They say dogs are a man’s best friend, but these special canines go above and beyond for their humans. Autism assistance dogs are specially trained to provide safety for people on the autism spectrum, and to help them develop a more independent and socially inclusive life. Here are two heartwarming examples of the unique friendship between children and their assistance dogs.

Reilly and Jason form a special bond

Five year-old Reilly has autism and becomes overwhelmed by social outings. Overly stimulating environments like shopping centres are difficult for him, and to regulate his anxiety he tries to run away from the source of stimulation. This poses obvious safety risks for Reilly, so his family were relieved to welcome assistance dog Jason into their home – a goofy but gentle Labrador.

Reilly almost drowned in a local creek after trying to escape the playground, so Jason was tasked with protecting him. When they are out in public Reilly is tethered to Jason, who also has a calming effect on the little boy. Not only that, Reilly’s sleeping has improved, as has his ability to sit quietly and enjoy story time. The change in Reilly’s demeanor has been dramatic – and it’s all because of Jason.

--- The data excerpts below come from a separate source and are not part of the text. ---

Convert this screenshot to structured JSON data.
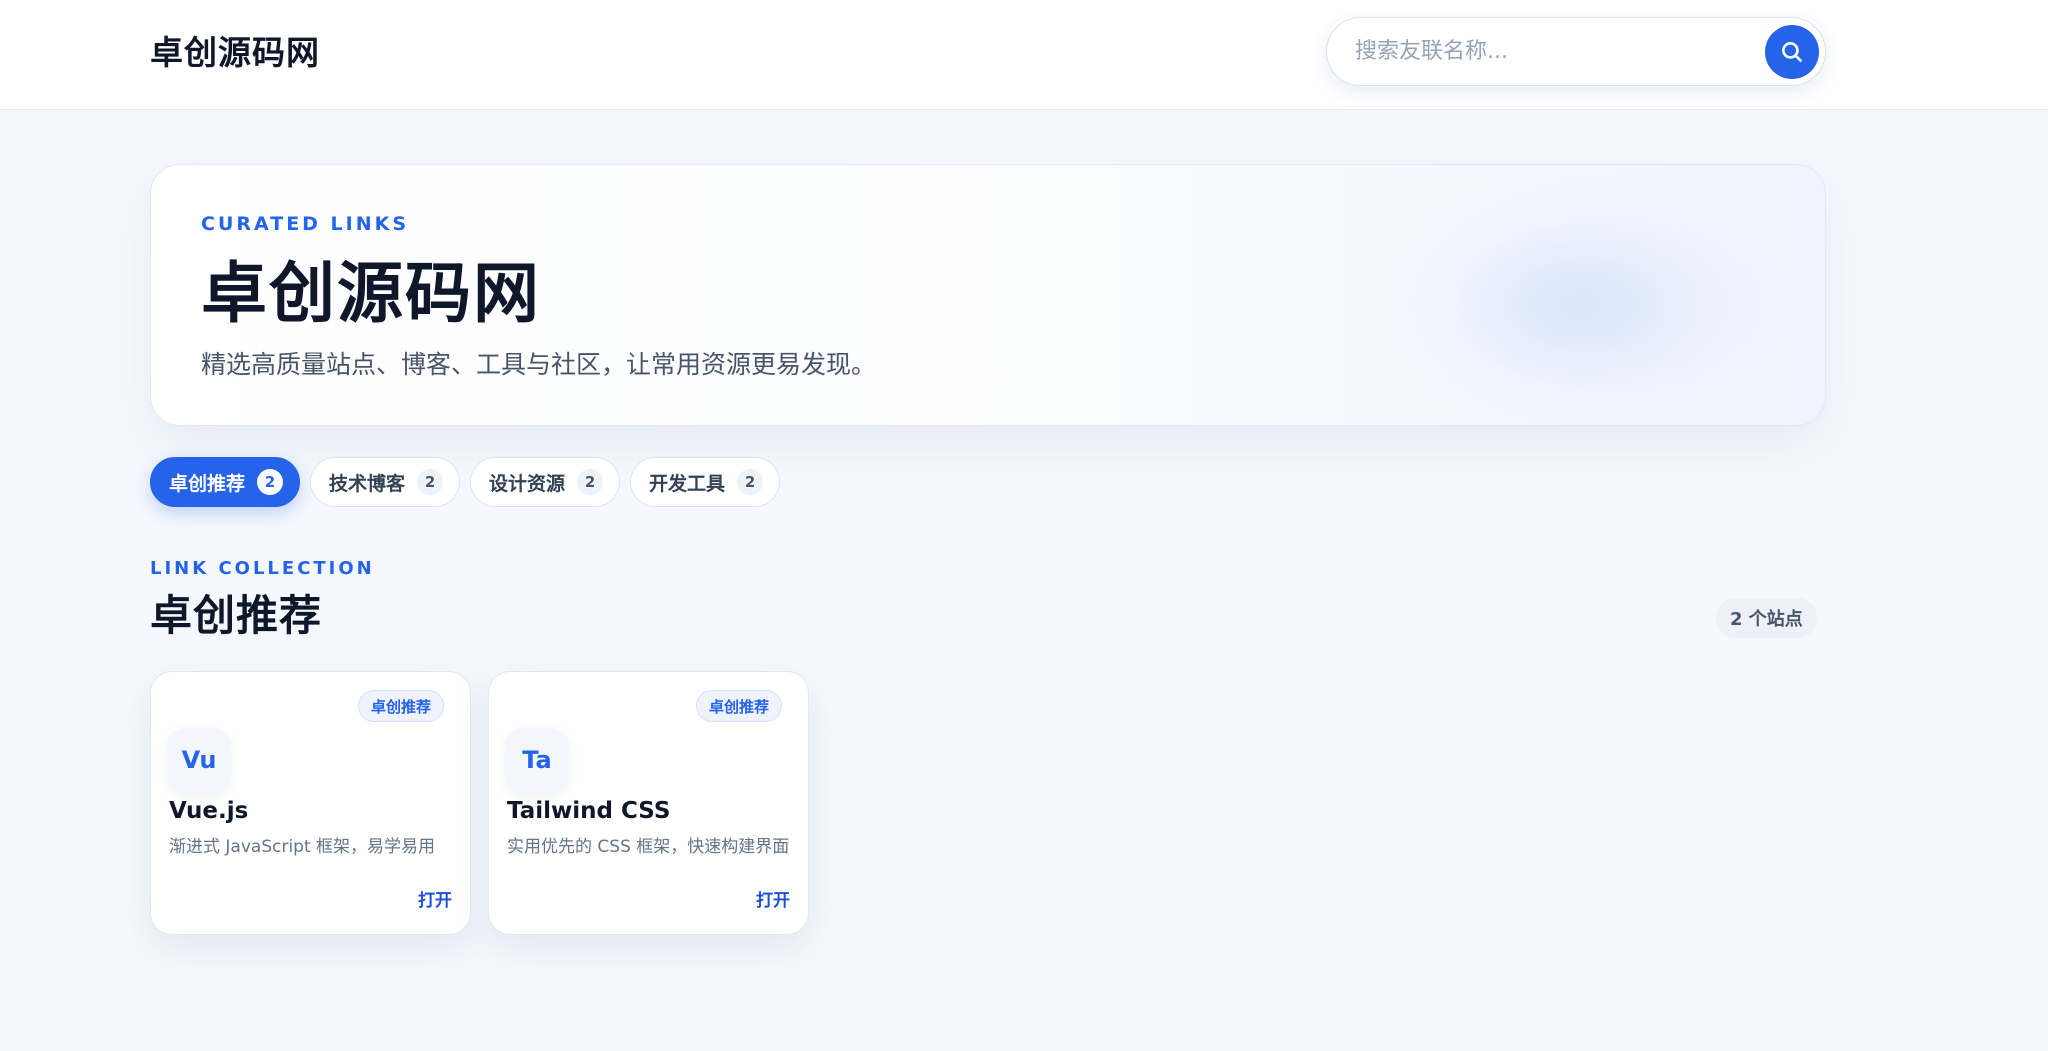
{
  "header": {
    "brand": "卓创源码网",
    "search_placeholder": "搜索友联名称..."
  },
  "hero": {
    "kicker": "CURATED LINKS",
    "title": "卓创源码网",
    "subtitle": "精选高质量站点、博客、工具与社区，让常用资源更易发现。"
  },
  "tabs": [
    {
      "label": "卓创推荐",
      "count": "2",
      "active": true
    },
    {
      "label": "技术博客",
      "count": "2",
      "active": false
    },
    {
      "label": "设计资源",
      "count": "2",
      "active": false
    },
    {
      "label": "开发工具",
      "count": "2",
      "active": false
    }
  ],
  "section": {
    "kicker": "LINK COLLECTION",
    "title": "卓创推荐",
    "count_text": "2 个站点"
  },
  "cards": [
    {
      "badge": "卓创推荐",
      "logo": "Vu",
      "name": "Vue.js",
      "desc": "渐进式 JavaScript 框架，易学易用",
      "open": "打开"
    },
    {
      "badge": "卓创推荐",
      "logo": "Ta",
      "name": "Tailwind CSS",
      "desc": "实用优先的 CSS 框架，快速构建界面",
      "open": "打开"
    }
  ],
  "colors": {
    "accent": "#2563eb",
    "text": "#0f172a",
    "muted": "#64748b",
    "background": "#f5f8fd"
  }
}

Adam and Grant become best mates

Fourteen year-old Adam has an interesting roommate – for the last six years his assistance dog Grant has slept in a tent beside Adam’s bed. The lively black Labrador lives with his family in Northamptonshire, offering support and independence to the teenage boy. Grant joined them in 2011 at the completion of his training, and not long afterward the two became inseparable.

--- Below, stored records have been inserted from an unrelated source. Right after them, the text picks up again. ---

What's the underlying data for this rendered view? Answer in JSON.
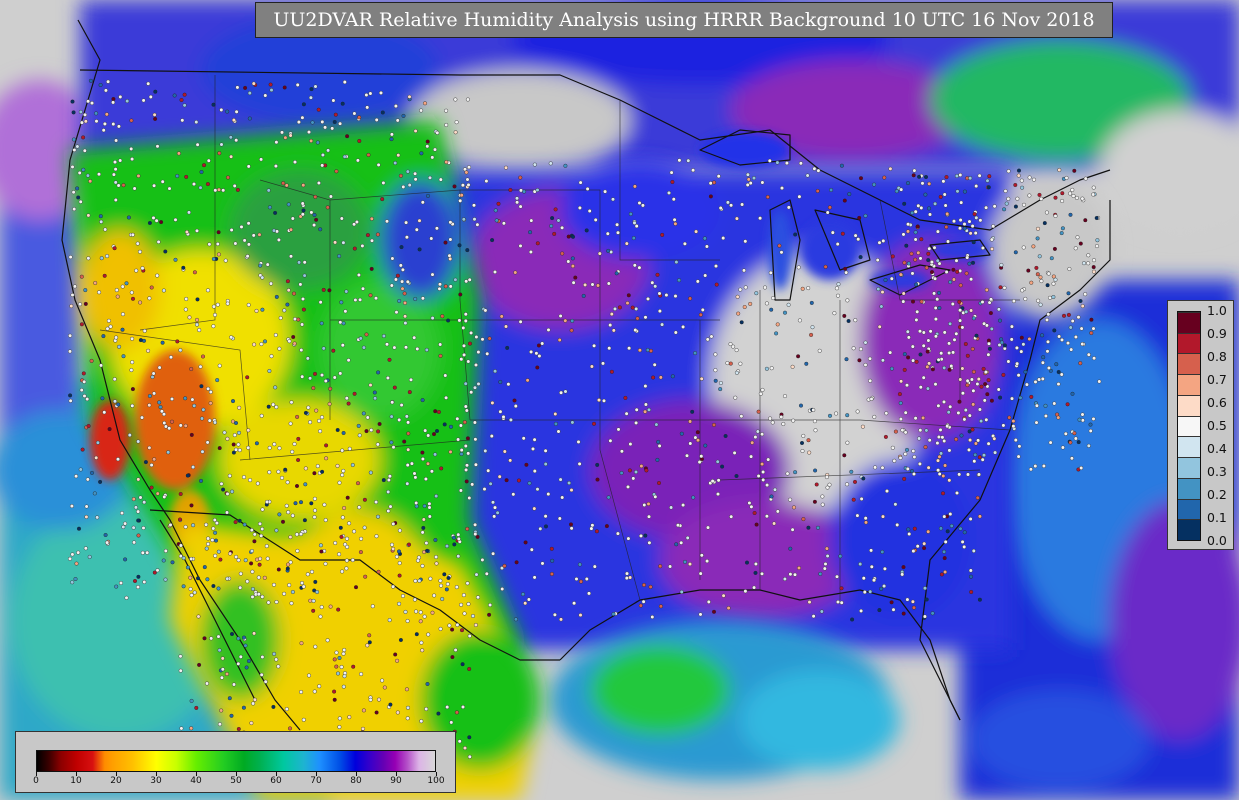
{
  "title": "UU2DVAR Relative Humidity Analysis using HRRR Background 10 UTC 16 Nov 2018",
  "rh_colorbar": {
    "tick_labels": [
      "0",
      "10",
      "20",
      "30",
      "40",
      "50",
      "60",
      "70",
      "80",
      "90",
      "100"
    ]
  },
  "ob_legend": {
    "labels": [
      "1.0",
      "0.9",
      "0.8",
      "0.7",
      "0.6",
      "0.5",
      "0.4",
      "0.3",
      "0.2",
      "0.1",
      "0.0"
    ],
    "colors": [
      "#67001f",
      "#b2182b",
      "#d6604d",
      "#f4a582",
      "#fddbc7",
      "#f7f7f7",
      "#d1e5f0",
      "#92c5de",
      "#4393c3",
      "#2166ac",
      "#053061"
    ]
  },
  "palette": {
    "ocean_pacific": "#2fa8c8",
    "ocean_atlantic": "#1a2fd8",
    "gulf": "#2a9ad2",
    "land_east": "#2a36e0",
    "land_east_purple": "#7a22b8",
    "land_west_yellow": "#f0e000",
    "land_west_green": "#18c018",
    "land_california": "#e06010",
    "clear_gray": "#d2d2d2",
    "gulf_green": "#22c83c"
  }
}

Grant helps Adam in a number of ways, protecting him in public by ensuring that he doesn’t run away when he gets stressed and helping him to cross the road safely. Adam’s anxiety had made participation in public life difficult, and Grant has opened up a new world for him. Since adopting Grant, Adam’s social skills have improved, and his interactions with the family are more calm and relaxed.

These two examples show the extent to which assistance dogs can enrich the lives of people who are living with autism. Assistance dogs are effective at soothing anxiety, protecting children in public spaces and minimising the overwhelm that comes with stimulating environments, but most importantly – these relationships are characterised by unconditional love and enduring mateship.